Mr Hofbauer agrees that domestic talent is part of the attraction and that one of the reasons DTSS opened there was “because of [Slovakian workers’] language skills. They can speak to customers in their native language whether they are German, Czech, Austrian or Hungarian.”

Heart of Europe

Plus there is Slovakia’s geographical location at the “heart of Europe” (as the brochures call it). Bratislava is only about 65km from Vienna (they are said to be the two closest capitals) and 555km from Berlin.
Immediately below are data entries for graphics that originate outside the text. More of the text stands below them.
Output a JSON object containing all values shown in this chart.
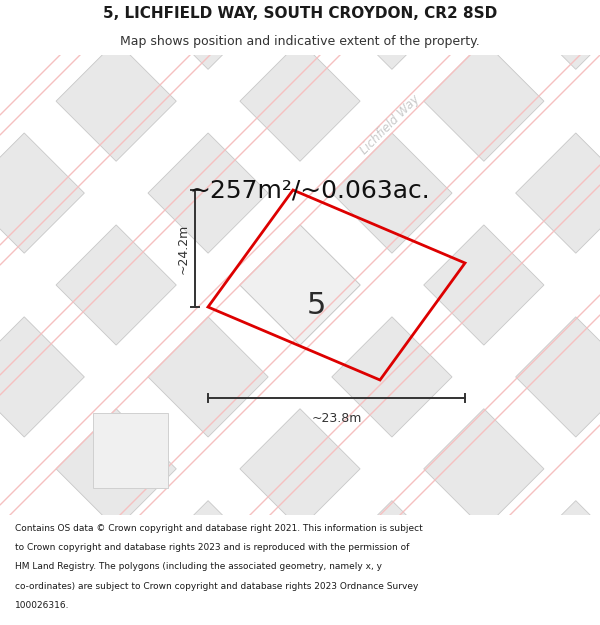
{
  "title_line1": "5, LICHFIELD WAY, SOUTH CROYDON, CR2 8SD",
  "title_line2": "Map shows position and indicative extent of the property.",
  "area_text": "~257m²/~0.063ac.",
  "dim_width": "~23.8m",
  "dim_height": "~24.2m",
  "plot_number": "5",
  "footer_lines": [
    "Contains OS data © Crown copyright and database right 2021. This information is subject",
    "to Crown copyright and database rights 2023 and is reproduced with the permission of",
    "HM Land Registry. The polygons (including the associated geometry, namely x, y",
    "co-ordinates) are subject to Crown copyright and database rights 2023 Ordnance Survey",
    "100026316."
  ],
  "map_bg": "#f2f2f2",
  "block_fill": "#e8e8e8",
  "block_edge": "#c8c8c8",
  "road_line_color": "#f5c0c0",
  "road_thick_color": "#f0aaaa",
  "prop_edge_color": "#dd0000",
  "dim_color": "#333333",
  "road_label_color": "#c0c0c0",
  "white_block_fill": "#f8f8f8",
  "title_fontsize": 11,
  "subtitle_fontsize": 9,
  "area_fontsize": 18,
  "plot_num_fontsize": 22,
  "dim_fontsize": 9,
  "footer_fontsize": 6.5
}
Deutsche Telekom has a significant customer base in the immediate vicinity and, as Mr Hofbauer says: “We wanted the right timezone for them.”

Mr Bottjer agrees that, for his business, geography is a factor. “Strategically, [Slovakia] is very central and within striking distance of the markets of Austria and Italy, but also the new markets of Eastern Europe and places such as the Ukraine,” he says.

“Even if people talk about taking your business to Asia, the price differential that it used to offer is narrowing and the increasing fuel and transport costs mean that to have a business more or less on the doorstep of your market is a good thing these days.”

Resilient economy

In the aftermath of the global economic crisis, Slovakia appears to be coping. The country continues to attract big names – for example, Amazon recently chose Bratislava for one of its seller support centres. And joining the euro in 2009 has boosted the country so far – although with Italy and Spain teetering on the abyss, the full effects of joining the eurozone remain to be seen.

Slovakia is relatively stable, with its government debt at 41% of GDP, according to data from Eurostat. And the World Bank’s Doing Business 2011 report ranks it 41st, which is higher than the Czech Republic, Slovenia or Poland.

Added to this, there are hopes that a degree of internal reform could go some way to eradicating the country’s less attractive reputation for post-Soviet corruption. Prime Minister Radicova is Oxford-educated and wears $10 shoes, facets which, her supporters say, demonstrate, first, a more open, international approach, and second, the fact that she can’t be bought.

Reforms against corruption

Ms Radicova has plans to clean up the political scene and there has been talk of reforming the judiciary including, most recently, separating out powers of specific individuals to prevent abuse, and setting up an evaluation scheme for judges.

In addition, the prime minister is aiming to rebuild relations with Hungary, which had been severely damaged by nationalistic laws and rhetoric at the expense of the Hungarian minority who live and work in Slovakia.

The current government also has some specific offerings for investors: it announced new rules which came in on August 1 this year reducing the minimum investment required to benefit from certain regional incentives.

For Slovakia then, it needs greater global stability to attract potential investors – and more snow for the ski slopes, of course.